1 first cut brisket of beef (5 to 6 lbs)

Coarsely ground black pepper, to taste

¼ cup olive oil

8 onions, thinly sliced and separated into rings

2 Tbls tomato paste

1 ½ tsp coarse salt

2 cloves garlic, quartered

4-5 carrots, peeled and sliced into inch pieces

  1. Preheat oven to 375 degrees
  2. Trim the brisket of most of its fat. Sprinkle with pepper.
  3. Heat the oil in a large heavy flameproof casserole. Add the brisket, brown on both sides over medium high heat until some crisp spots appear on the surface.
  4. Transfer the brisket to a dish.

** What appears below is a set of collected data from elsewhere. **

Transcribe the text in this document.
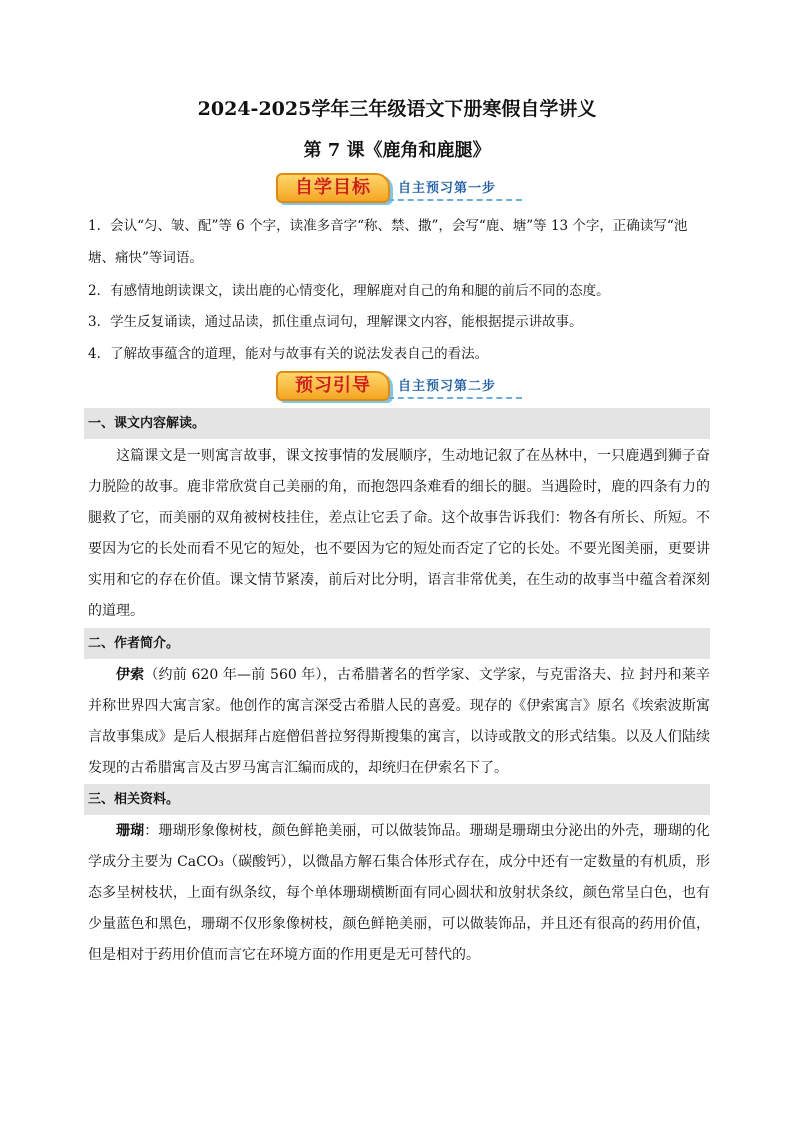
2024-2025学年三年级语文下册寒假自学讲义
第 7 课《鹿角和鹿腿》
自学目标	自主预习第一步
1．会认“匀、皱、配”等 6 个字，读准多音字“称、禁、撒”，会写“鹿、塘”等 13 个字，正确读写“池塘、痛快”等词语。
2．有感情地朗读课文，读出鹿的心情变化，理解鹿对自己的角和腿的前后不同的态度。
3．学生反复诵读，通过品读，抓住重点词句，理解课文内容，能根据提示讲故事。
4．了解故事蕴含的道理，能对与故事有关的说法发表自己的看法。
预习引导	自主预习第二步
一、课文内容解读。
这篇课文是一则寓言故事，课文按事情的发展顺序，生动地记叙了在丛林中，一只鹿遇到狮子奋力脱险的故事。鹿非常欣赏自己美丽的角，而抱怨四条难看的细长的腿。当遇险时，鹿的四条有力的腿救了它，而美丽的双角被树枝挂住，差点让它丢了命。这个故事告诉我们：物各有所长、所短。不要因为它的长处而看不见它的短处，也不要因为它的短处而否定了它的长处。不要光图美丽，更要讲实用和它的存在价值。课文情节紧凑，前后对比分明，语言非常优美，在生动的故事当中蕴含着深刻的道理。
二、作者简介。
伊索（约前 620 年—前 560 年），古希腊著名的哲学家、文学家，与克雷洛夫、拉 封丹和莱辛并称世界四大寓言家。他创作的寓言深受古希腊人民的喜爱。现存的《伊索寓言》原名《埃索波斯寓言故事集成》是后人根据拜占庭僧侣普拉努得斯搜集的寓言，以诗或散文的形式结集。以及人们陆续发现的古希腊寓言及古罗马寓言汇编而成的，却统归在伊索名下了。
三、相关资料。
珊瑚：珊瑚形象像树枝，颜色鲜艳美丽，可以做装饰品。珊瑚是珊瑚虫分泌出的外壳，珊瑚的化学成分主要为 CaCO₃（碳酸钙），以微晶方解石集合体形式存在，成分中还有一定数量的有机质，形态多呈树枝状，上面有纵条纹，每个单体珊瑚横断面有同心圆状和放射状条纹，颜色常呈白色，也有少量蓝色和黑色，珊瑚不仅形象像树枝，颜色鲜艳美丽，可以做装饰品，并且还有很高的药用价值，但是相对于药用价值而言它在环境方面的作用更是无可替代的。
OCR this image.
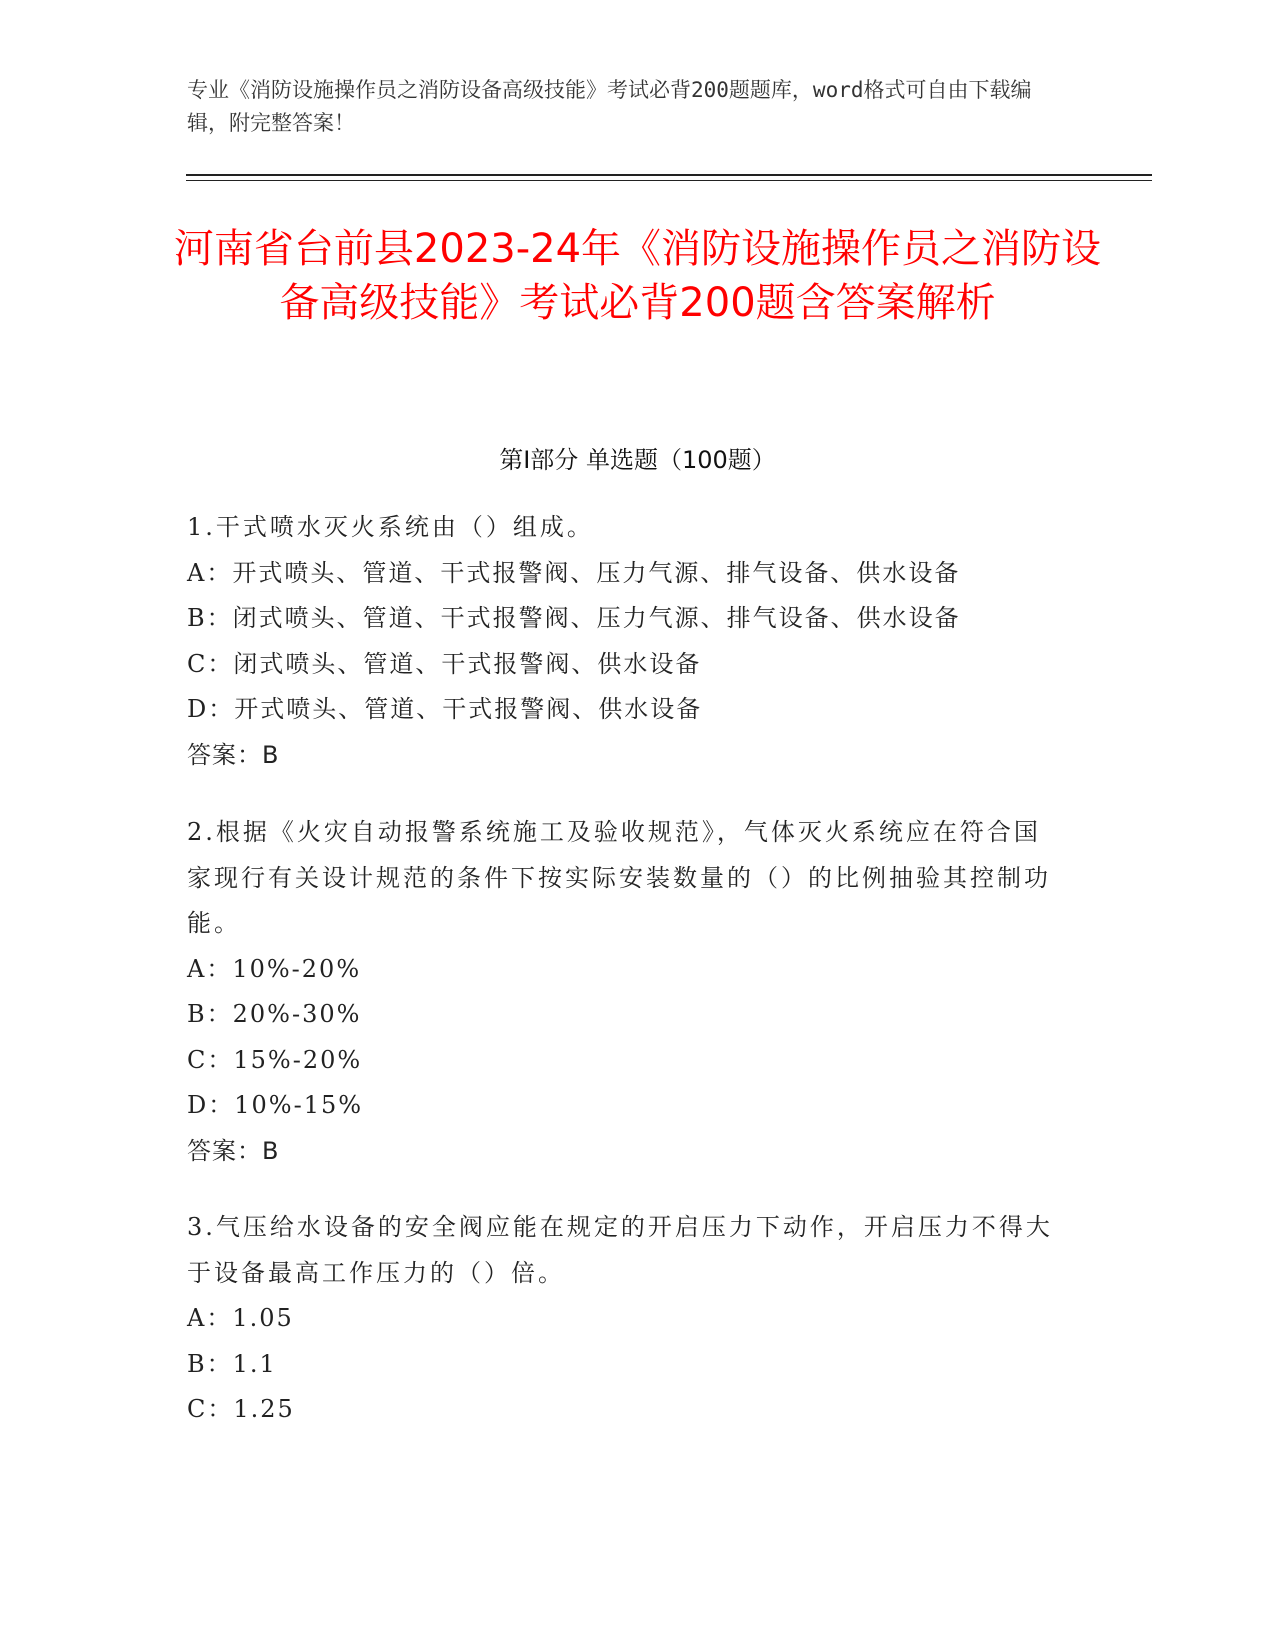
专业《消防设施操作员之消防设备高级技能》考试必背200题题库，word格式可自由下载编辑，附完整答案！
河南省台前县2023-24年《消防设施操作员之消防设备高级技能》考试必背200题含答案解析
第Ⅰ部分 单选题（100题）
1.干式喷水灭火系统由（）组成。
A：开式喷头、管道、干式报警阀、压力气源、排气设备、供水设备
B：闭式喷头、管道、干式报警阀、压力气源、排气设备、供水设备
C：闭式喷头、管道、干式报警阀、供水设备
D：开式喷头、管道、干式报警阀、供水设备
答案：B
2.根据《火灾自动报警系统施工及验收规范》，气体灭火系统应在符合国家现行有关设计规范的条件下按实际安装数量的（）的比例抽验其控制功能。
A：10%-20%
B：20%-30%
C：15%-20%
D：10%-15%
答案：B
3.气压给水设备的安全阀应能在规定的开启压力下动作，开启压力不得大于设备最高工作压力的（）倍。
A：1.05
B：1.1
C：1.25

Keeping the heat medium-high, add the onions to the casserole and stir, scraping up brown particles left from the meat. Cook until the onions have softened and developed a handsome brown color, 10-15 minutes.
  5. Remove the casserole from the heat, and place the brisket, along with any juices that have accumulated, on top of the onions. Spread the tomato paste over the brisket as if you were icing a cake. Sprinkle with pepper and the coarse salt. Add the garlic and carrot, and cover tightly. Place the casserole on the middle rack in the oven, and bake for  1½ hours.
  6. Remove the casserole from the oven, and transfer the meat to a carving board. Cut it into 1/8-1/4 inch thick slices. Return the slices to the pot, overlapping them at an angle so that you can see a bit of the top edge of each slice. (In effect reassembling the brisket, slightly slanted) Correct the seasoning if necessary, and if it seems dry, add 2 to 3 teaspoons of water to the casserole.
  7. Cover and return the casserole to the oven. Cook until the meat is brown and fork-tender, 1 ¾ to 2 hours.
  8. Transfer the meat, onions and carrots to a platter. Serve and enjoy.